Both applications illustrate strong coupling between pipeline modules and the "everything is a file" abstraction, with rigorous selection, delivery, and evaluation processes for context artefacts.

6. Traceability, Accountability, and Governance

Every pipeline action—context construction, loading, evaluation—produces a log entry enriched with session identity, timestamps, component, touched files, and key decisions. Manifests provide auditable evidence for input selection and ordering. Versioned writes in "/context/memory/…" carry sourceManifest and revisionId for full lineage.

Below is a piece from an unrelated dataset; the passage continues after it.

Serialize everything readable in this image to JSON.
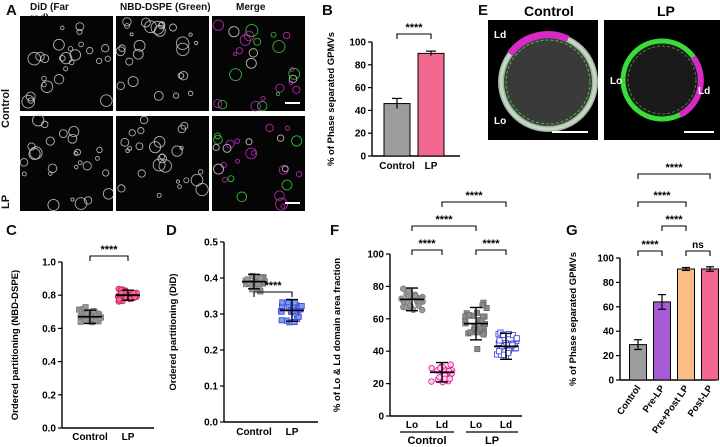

Human overrides are isolated under "/context/human/…", original model outputs preserved. Access controls ensure multi-agent and multi-tenant isolation. The logging directory "/context/logs/" enables post-hoc replay, compliance audit, and rollback, constituting a foundation for transparent, accountable AI co-work.

7. Significance in Context Engineering

This architecture renders context engineering into a disciplined, auditable, modular process, establishing a persistent substrate for all context artefacts. The pipeline is extensible: new data sources can be mounted, custom module hooks developed, and full governance exercised over the context lifecycle. This enables maintainable, verifiable, and industry-ready GenAI systems that elevate human curation, verification, and joint reasoning as first-class obligations (Xu et al., 5 Dec 2025).